Chen Xiexia

Personal information
- Born: January 8, 1983 (age 43)
- Height: 1.52 m (5 ft 0 in)
- Weight: 49 kg (108 lb)

Sport
- Country: China
- Sport: Weightlifting

= Chen Xiexia =

Chinese weightlifter (born 1983)

 Chen Xiexia (陈燮霞 (Chén Xièxiá); born January 8, 1983, in Panyu, Guangzhou, Guangdong) is a Chinese weightlifter.

==Career==
She won three golds at the 2007 World Weightlifting Championships. and the first gold medal for China in the 2008 Summer Olympics in the 48 kg class, setting an Olympic Record by lifting a total of 212 kg.

She also won 3 golds at the 2007 Asian Championships, with a world record of 120 kg in clean and jerk.

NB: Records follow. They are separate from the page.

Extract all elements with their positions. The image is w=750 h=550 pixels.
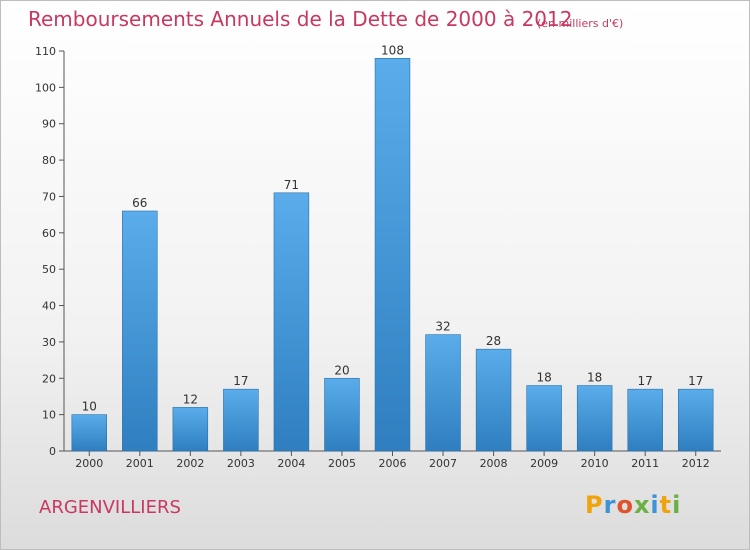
bar-2012 xyxy=(677,388,714,452)
logo-letter: i xyxy=(650,491,660,519)
bar-2006 xyxy=(374,57,411,452)
y-tick-label: 10 xyxy=(42,409,56,422)
logo-letter: r xyxy=(603,491,617,519)
bar-2005 xyxy=(324,377,360,452)
y-tick-label: 40 xyxy=(42,300,56,313)
x-tick-label: 2009 xyxy=(530,457,558,470)
data-labels: 10 66 12 17 71 20 108 32 28 18 18 17 17 xyxy=(82,43,704,413)
data-label-2010: 18 xyxy=(587,371,602,385)
y-tick-label: 90 xyxy=(42,118,56,131)
logo-letter: t xyxy=(659,491,673,519)
proxiti-logo: Proxiti xyxy=(585,491,681,519)
x-tick-label: 2008 xyxy=(480,457,508,470)
y-tick-label: 80 xyxy=(42,154,56,167)
bar-2003 xyxy=(223,388,259,452)
data-label-2012: 17 xyxy=(688,374,703,388)
logo-letter: o xyxy=(616,491,634,519)
y-tick-label: 110 xyxy=(35,45,56,58)
y-tick-label: 30 xyxy=(42,336,56,349)
bar-2007 xyxy=(425,334,461,452)
data-label-2009: 18 xyxy=(536,371,551,385)
y-tick-label: 50 xyxy=(42,263,56,276)
bar-2001 xyxy=(122,210,158,452)
x-tick-label: 2004 xyxy=(277,457,305,470)
data-label-2007: 32 xyxy=(435,320,450,334)
bar-2000 xyxy=(71,414,108,452)
commune-name: ARGENVILLIERS xyxy=(39,497,181,518)
logo-letter: P xyxy=(585,491,604,519)
data-label-2001: 66 xyxy=(132,196,147,210)
bar-2004 xyxy=(273,192,310,452)
bar-2009 xyxy=(526,385,562,452)
logo-letter: x xyxy=(633,491,651,519)
axes: 0 10 20 30 40 50 60 70 80 90 100 110 2000 2001 2002 200… xyxy=(35,45,721,470)
bars xyxy=(71,57,714,452)
x-tick-label: 2011 xyxy=(631,457,659,470)
x-tick-label: 2012 xyxy=(682,457,710,470)
data-label-2008: 28 xyxy=(486,334,501,348)
data-label-2003: 17 xyxy=(233,374,248,388)
y-tick-label: 60 xyxy=(42,227,56,240)
y-tick-label: 0 xyxy=(49,445,56,458)
bar-2010 xyxy=(576,385,613,452)
data-label-2005: 20 xyxy=(334,363,349,377)
chart-title: Remboursements Annuels de la Dette de 20… xyxy=(28,7,573,31)
logo-letter: i xyxy=(672,491,682,519)
bar-2008 xyxy=(475,348,512,452)
x-tick-label: 2005 xyxy=(328,457,356,470)
x-tick-label: 2006 xyxy=(379,457,407,470)
x-tick-label: 2001 xyxy=(126,457,154,470)
x-tick-label: 2000 xyxy=(75,457,103,470)
x-tick-label: 2007 xyxy=(429,457,457,470)
data-label-2004: 71 xyxy=(284,178,299,192)
y-tick-label: 70 xyxy=(42,190,56,203)
chart-unit: (en milliers d'€) xyxy=(537,17,624,30)
x-tick-label: 2003 xyxy=(227,457,255,470)
data-label-2011: 17 xyxy=(638,374,653,388)
y-tick-label: 100 xyxy=(35,81,56,94)
y-tick-label: 20 xyxy=(42,372,56,385)
x-tick-label: 2002 xyxy=(176,457,204,470)
data-label-2006: 108 xyxy=(381,43,404,57)
data-label-2002: 12 xyxy=(183,392,198,406)
x-tick-label: 2010 xyxy=(581,457,609,470)
bar-2002 xyxy=(172,407,209,452)
bar-2011 xyxy=(627,388,663,452)
data-label-2000: 10 xyxy=(82,400,97,414)
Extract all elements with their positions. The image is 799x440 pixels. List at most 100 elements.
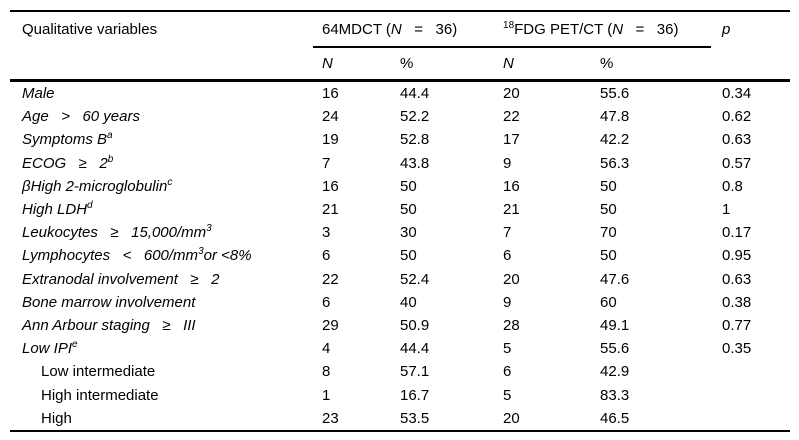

At the Beijing University of Aeronautics and Astronautics Gymnasium on Day 1 of the Olympic Games, 152 cm Xiexia, 25, yelled "jia you!" (come on!), and succeeded on all six attempts (snatch: 95 kg; clean and jerk: 117 kg).

On 12 January 2017 it was announced that because of a doping violation she had been disqualified from the 2008 Olympic Games, and was stripped of her gold medal. Chen Wei-Ling of Chinese Taipei, originally the bronze medalist, was awarded the gold medal instead.